Question:
Apakah cessie dan/atau subrogasi wajib dilakukan dengan akta notaris? Apa juga
yang dimaksud dengan akta? Apa pula yang menjadi perbedaan antara cessi dan
subrogasi?
Brief Answer:
Dapat dilakukan dengan akta dibawah tangan, tidak diwajibkan berbentuk akta
notariel, kecuali subrogasi yang dicetuskan oleh debitor. Meski demikian, untuk piutang dengan nominal besar, guna menghindari sengketa dikemudian hari dan demi kepastian hukum bagi debitor ketika hendak melunasi, patutlah sekiranya peralihan piutang itu dituangkan dalam bentuk akta otentik. Cessie ialah
pengalihan “hak tagih”, sementara dalam subrogasi yang terjadi ialah pengalihan
piutang. Pada prinsipnya sama, oleh karena tidak membuat suatu perbedaan apapun
pada penghujungnya.
Explanation:
Sebelumnya perlu SHIETRA & PARTNERS jelaskan perbedaan
antara istilah “akta”, “non-akta”, dan “akta dibawah tangan”. Akta notariel
tentunya telah dikenal oleh umum, yakni akta yang dibuat oleh pejabat yang
berwenang, atau oleh notaris (karena notaris itu sendiri menurut undang-undang,
merupakan seorang pejabat umum yang berwenang memakai cap lambang negara dalam dokumen yang diterbitkannya).
Sementara yang dimaksud dengan “akta” itu sendiri ialah karena sifatnya yang memang dari awal diperuntukkan sebagai alat pembuktian di pengadilan bila dikemudian hari terjadi sengketa.

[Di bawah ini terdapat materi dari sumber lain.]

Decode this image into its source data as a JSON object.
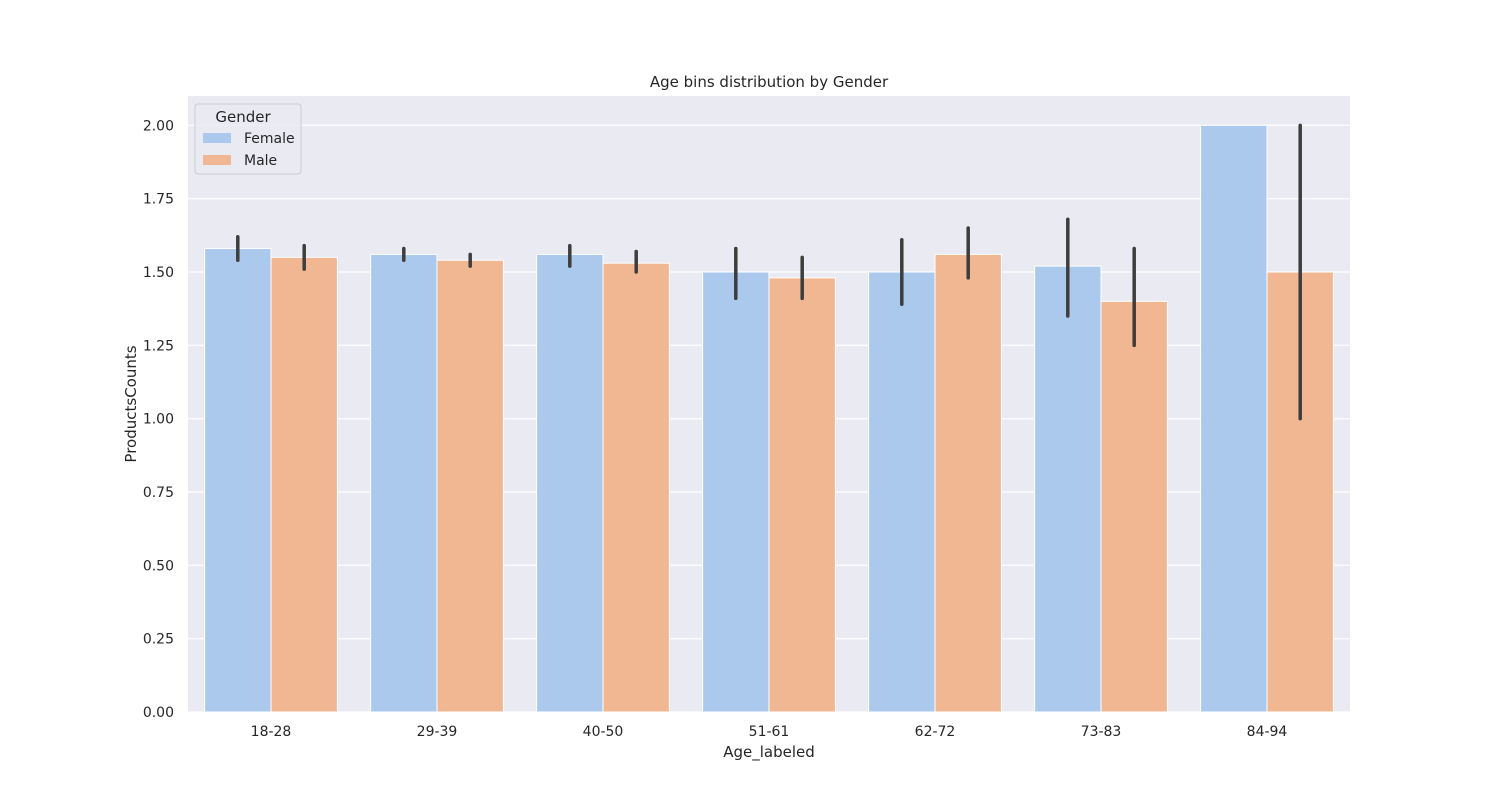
{
  "chart_data": {
    "type": "bar",
    "title": "Age bins distribution by Gender",
    "xlabel": "Age_labeled",
    "ylabel": "ProductsCounts",
    "categories": [
      "18-28",
      "29-39",
      "40-50",
      "51-61",
      "62-72",
      "73-83",
      "84-94"
    ],
    "ylim": [
      0,
      2.1
    ],
    "yticks": [
      "0.00",
      "0.25",
      "0.50",
      "0.75",
      "1.00",
      "1.25",
      "1.50",
      "1.75",
      "2.00"
    ],
    "grid": true,
    "legend": {
      "title": "Gender",
      "placement": "top-left"
    },
    "series": [
      {
        "name": "Female",
        "color": "#abc9ed",
        "values": [
          1.58,
          1.56,
          1.56,
          1.5,
          1.5,
          1.52,
          2.0
        ],
        "error_low": [
          1.54,
          1.54,
          1.52,
          1.41,
          1.39,
          1.35,
          2.0
        ],
        "error_high": [
          1.62,
          1.58,
          1.59,
          1.58,
          1.61,
          1.68,
          2.0
        ]
      },
      {
        "name": "Male",
        "color": "#f0b792",
        "values": [
          1.55,
          1.54,
          1.53,
          1.48,
          1.56,
          1.4,
          1.5
        ],
        "error_low": [
          1.51,
          1.52,
          1.5,
          1.41,
          1.48,
          1.25,
          1.0
        ],
        "error_high": [
          1.59,
          1.56,
          1.57,
          1.55,
          1.65,
          1.58,
          2.0
        ]
      }
    ],
    "colors": {
      "plot_background": "#eaeaf2",
      "gridline": "#ffffff",
      "error_bar": "#3d3d3d"
    }
  }
}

Sementara catatan-catatan semacam “surat cinta”, sedari awal memang bukan ditujukan untuk alat bukti di pengadilan, maka sifatnya ialah surat biasa (non-akta).
Sementara yang dimaksud dengan “akta” itu sendiri ialah karena sifatnya yang memang dari awal diperuntukkan sebagai alat pembuktian di pengadilan bila dikemudian hari terjadi sengketa. Sementara catatan-catatan semacam “surat cinta”, sedari awal memang bukan ditujukan untuk alat bukti di pengadilan, maka sifatnya ialah surat biasa (non-akta).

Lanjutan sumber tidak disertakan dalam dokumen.